Permainan ini... seharusnya aku sudah hampir menamatkannya, kan?

Perancang permainan: Aku membuat permainan, bukan melakukan amal. Aku Letih 3660kata 2026-03-04 23:04:18

Setelah mengendalikan karakternya masuk ke ruang bawah tanah, Gadis Polos memutuskan untuk istirahat sejenak, pergi minum air, lalu kembali memeriksa keadaan ruang siarannya. Sekali lihat, ia pun terkejut.

Tingkat popularitas ruang siarnya ternyata melonjak hingga tujuh ratus ribu! Padahal, saat ia dulu menyiarkan permainan lain, angka tertingginya pun tak pernah melebihi dua ratus ribu. Kini, angka itu langsung mencapai tujuh ratus ribu!

Gadis Polos merasa sangat senang, makin yakin bahwa keputusan memilih menyiarkan “Iblis Penghancur” adalah langkah yang sangat tepat. Melihat begitu banyak penonton menantikan aksinya, ia pun bertekad untuk bermain sungguh-sungguh, menunjukkan bakat bermain game yang luar biasa kepada para penonton.

Setelah memeriksa isi kolom komentar dan membalas beberapa yang mencolok, Gadis Polos kembali memusatkan perhatian pada layar permainan.

"Benar, sesuai strategi yang diulas di komentar ketiga tadi, tingkat pertama ruang bawah tanah ini tak banyak menghasilkan. Begitu masuk, sebaiknya langsung mencari pintu ke tingkat kedua," ucapnya.

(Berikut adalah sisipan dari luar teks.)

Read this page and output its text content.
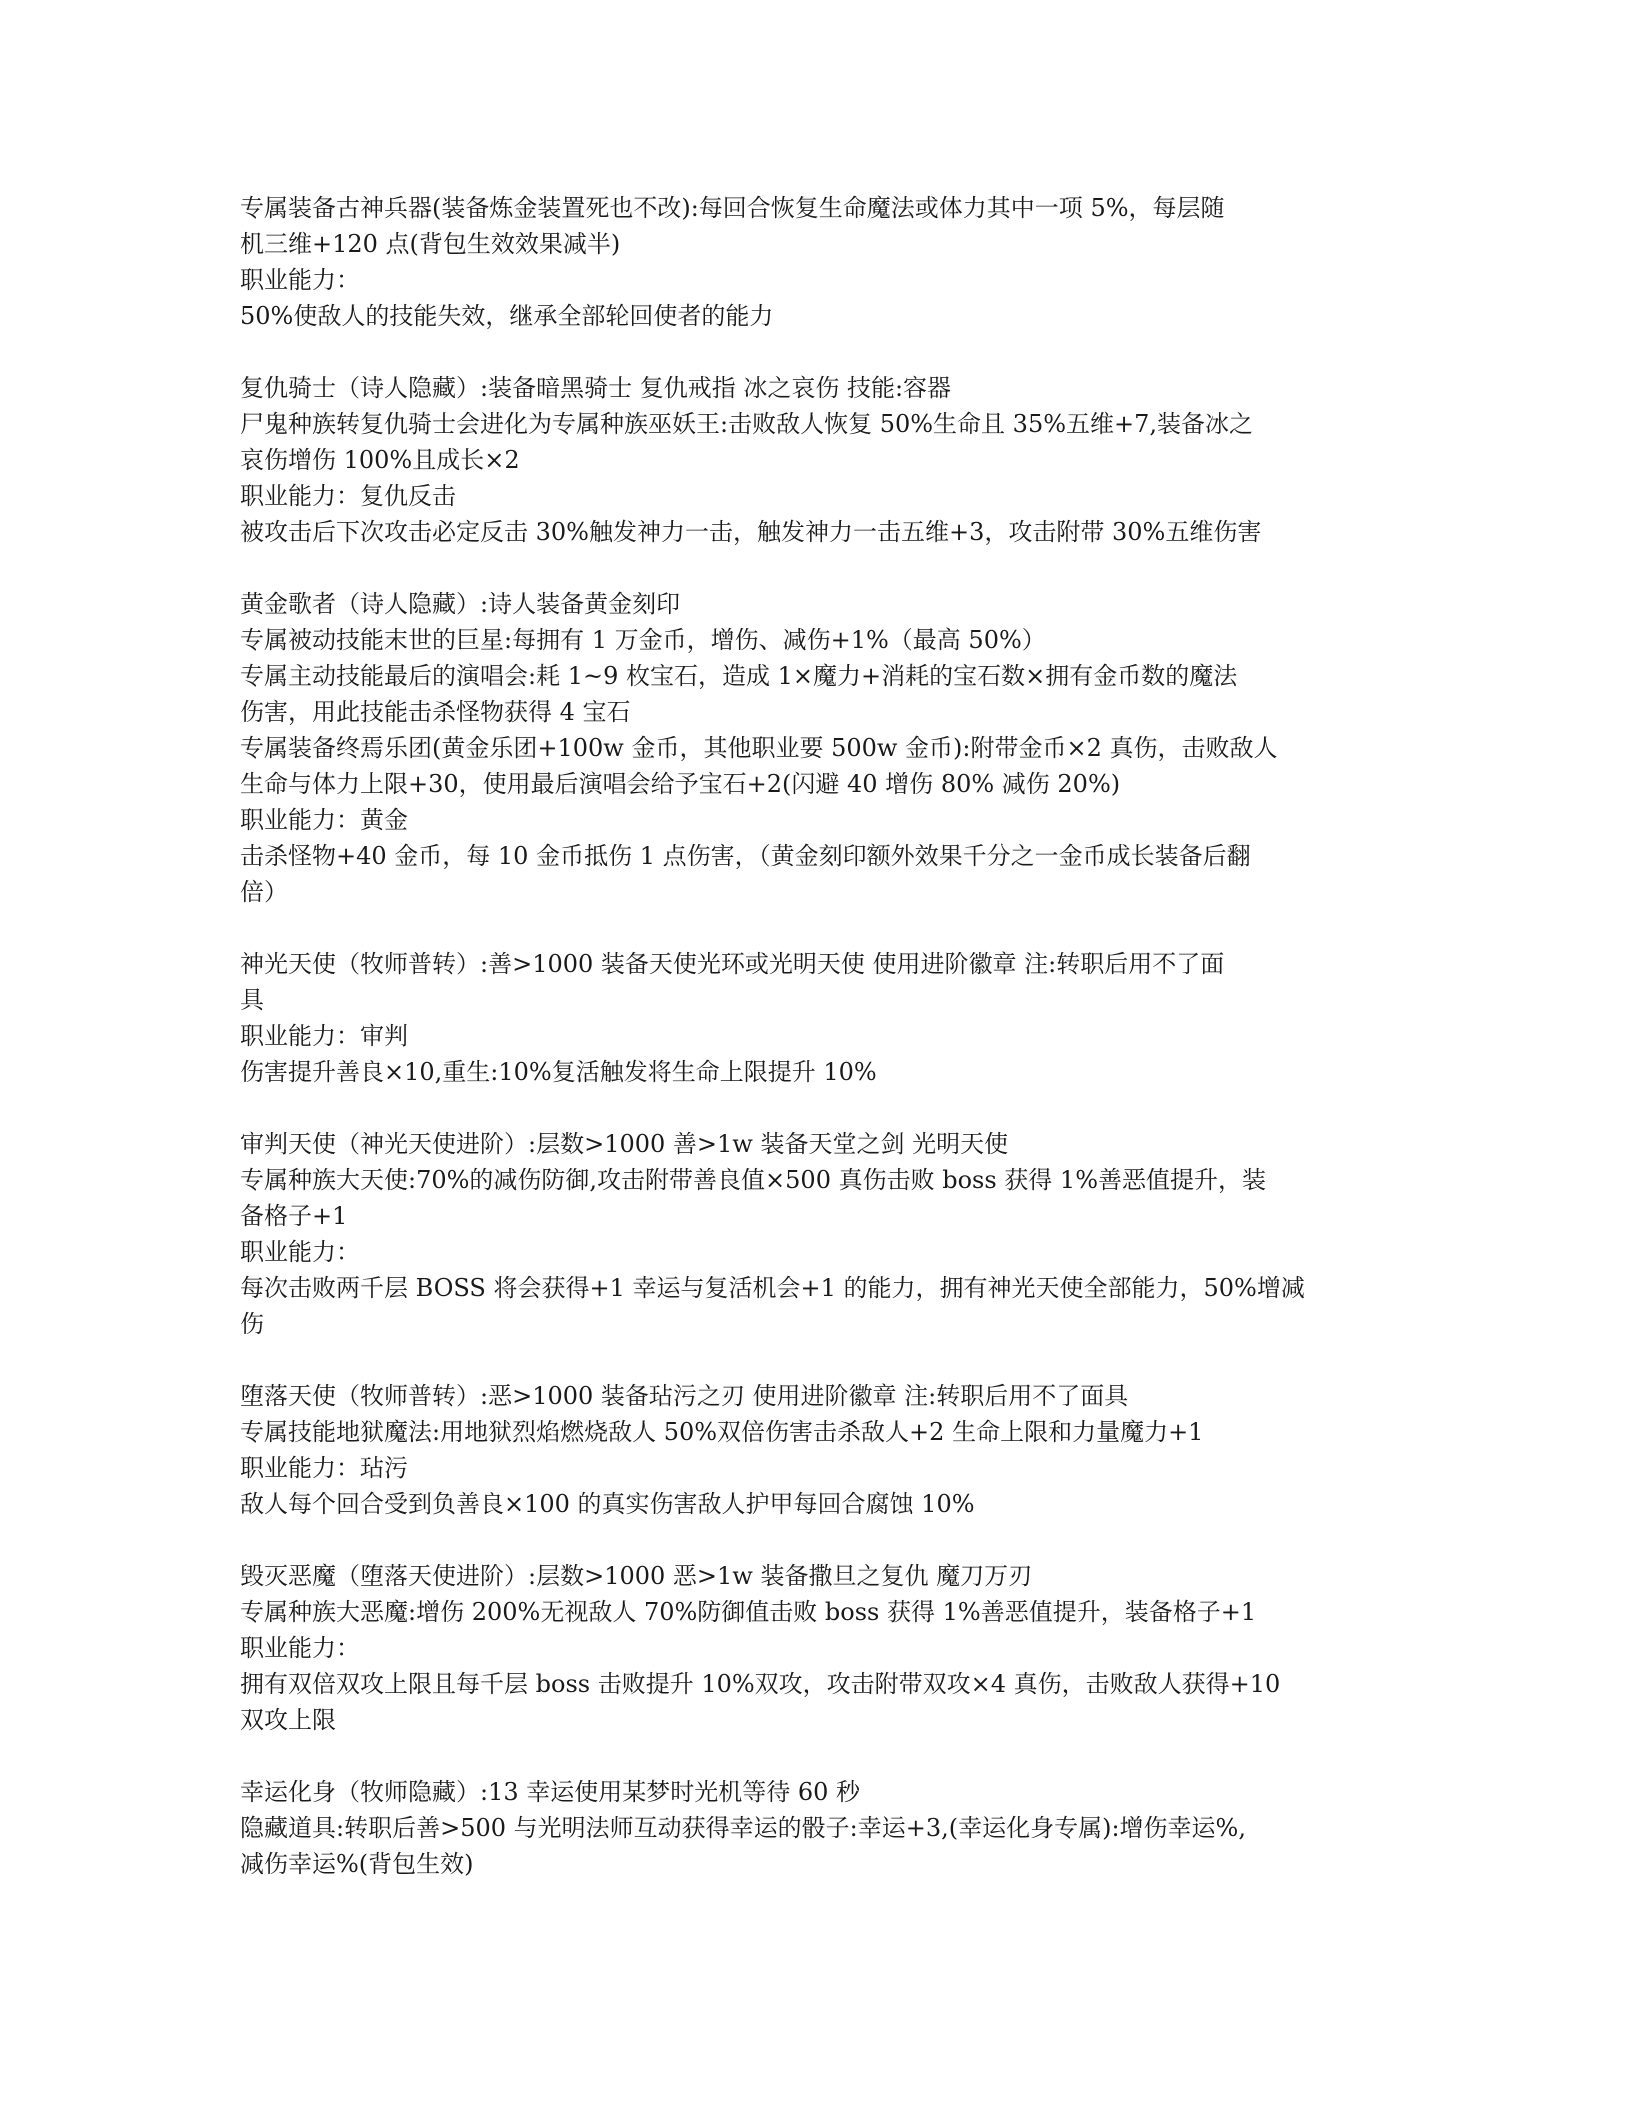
专属装备古神兵器(装备炼金装置死也不改):每回合恢复生命魔法或体力其中一项 5%，每层随
机三维+120 点(背包生效效果减半)
职业能力：
50%使敌人的技能失效，继承全部轮回使者的能力
复仇骑士（诗人隐藏）:装备暗黑骑士 复仇戒指 冰之哀伤 技能:容器
尸鬼种族转复仇骑士会进化为专属种族巫妖王:击败敌人恢复 50%生命且 35%五维+7,装备冰之
哀伤增伤 100%且成长×2
职业能力：复仇反击
被攻击后下次攻击必定反击 30%触发神力一击，触发神力一击五维+3，攻击附带 30%五维伤害
黄金歌者（诗人隐藏）:诗人装备黄金刻印
专属被动技能末世的巨星:每拥有 1 万金币，增伤、减伤+1%（最高 50%）
专属主动技能最后的演唱会:耗 1~9 枚宝石，造成 1×魔力+消耗的宝石数×拥有金币数的魔法
伤害，用此技能击杀怪物获得 4 宝石
专属装备终焉乐团(黄金乐团+100w 金币，其他职业要 500w 金币):附带金币×2 真伤，击败敌人
生命与体力上限+30，使用最后演唱会给予宝石+2(闪避 40 增伤 80% 减伤 20%)
职业能力：黄金
击杀怪物+40 金币，每 10 金币抵伤 1 点伤害，（黄金刻印额外效果千分之一金币成长装备后翻
倍）
神光天使（牧师普转）:善>1000 装备天使光环或光明天使 使用进阶徽章 注:转职后用不了面
具
职业能力：审判
伤害提升善良×10,重生:10%复活触发将生命上限提升 10%
审判天使（神光天使进阶）:层数>1000 善>1w 装备天堂之剑 光明天使
专属种族大天使:70%的减伤防御,攻击附带善良值×500 真伤击败 boss 获得 1%善恶值提升，装
备格子+1
职业能力：
每次击败两千层 BOSS 将会获得+1 幸运与复活机会+1 的能力，拥有神光天使全部能力，50%增减
伤
堕落天使（牧师普转）:恶>1000 装备玷污之刃 使用进阶徽章 注:转职后用不了面具
专属技能地狱魔法:用地狱烈焰燃烧敌人 50%双倍伤害击杀敌人+2 生命上限和力量魔力+1
职业能力：玷污
敌人每个回合受到负善良×100 的真实伤害敌人护甲每回合腐蚀 10%
毁灭恶魔（堕落天使进阶）:层数>1000 恶>1w 装备撒旦之复仇 魔刀万刃
专属种族大恶魔:增伤 200%无视敌人 70%防御值击败 boss 获得 1%善恶值提升，装备格子+1
职业能力：
拥有双倍双攻上限且每千层 boss 击败提升 10%双攻，攻击附带双攻×4 真伤，击败敌人获得+10
双攻上限
幸运化身（牧师隐藏）:13 幸运使用某梦时光机等待 60 秒
隐藏道具:转职后善>500 与光明法师互动获得幸运的骰子:幸运+3,(幸运化身专属):增伤幸运%,
减伤幸运%(背包生效)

Tanpa ragu, Gadis Polos langsung mengendalikan karakternya masuk ke ruang bawah tanah. Di dalam, suasananya sangat gelap. Hanya area sekitar karakternya yang terlihat, sisanya pekat. Musik di headset pun berubah, menjadi lebih menyeramkan dan menegangkan.

Gadis Polos menelan ludah, rona takut tampak di wajahnya yang putih dan imut. Namun, ia segera menyemangati diri, “Tidak apa-apa, ini bukan game horor. Lagipula aku punya panduan. Tidak perlu takut! Ayo maju!”

Ia cepat menata diri, berpura-pura seolah menguasai permainan sepenuhnya, berkata dengan yakin, “Teman-teman, sekarang kita sudah masuk ruang bawah tanah. Menurutku, tingkat pertama ini tidak banyak hasilnya, jadi kita harus segera mencari pintu ke tingkat kedua untuk memburu monster di sana.”

Ucapannya meyakinkan, hingga beberapa penonton baru pun percaya bahwa ia memang cukup piawai.

Tak lama, mereka melihat Gadis Polos mengendalikan karakternya masuk semakin dalam. Ruang bawah tanah itu ibarat labirin. Peta di pojok kanan atas hanya memperlihatkan gambaran besar, tanpa menunjukkan pintu ke tingkat kedua. Banyak area yang masih tertutup kabut dan baru terbuka jika karakter mendekatinya.

Gadis Polos pun harus mencari sendiri. Baru beberapa langkah, ia sudah bertemu dengan gelombang monster pertama, kebanyakan berbentuk kerangka dengan sisa-sisa daging menempel di tubuhnya, tampak menyeramkan.

Karena takut, ia tidak berani melawan, memilih menghindar. Tapi monster itu terus mengejarnya! Ia menelan ludah lagi, terus menenangkan diri, “Tak masalah, monster itu tak akan lebih cepat dariku, sebentar lagi juga pergi sendiri. Aku juga tidak punya daging di badanku...”

Pikirannya tidak salah. Namun setelah berjalan sebentar, belum juga berhasil lolos dari gelombang pertama, ia sudah bertemu gelombang kedua! Tidak mungkin melawan, jelas ia pun menghindar lagi.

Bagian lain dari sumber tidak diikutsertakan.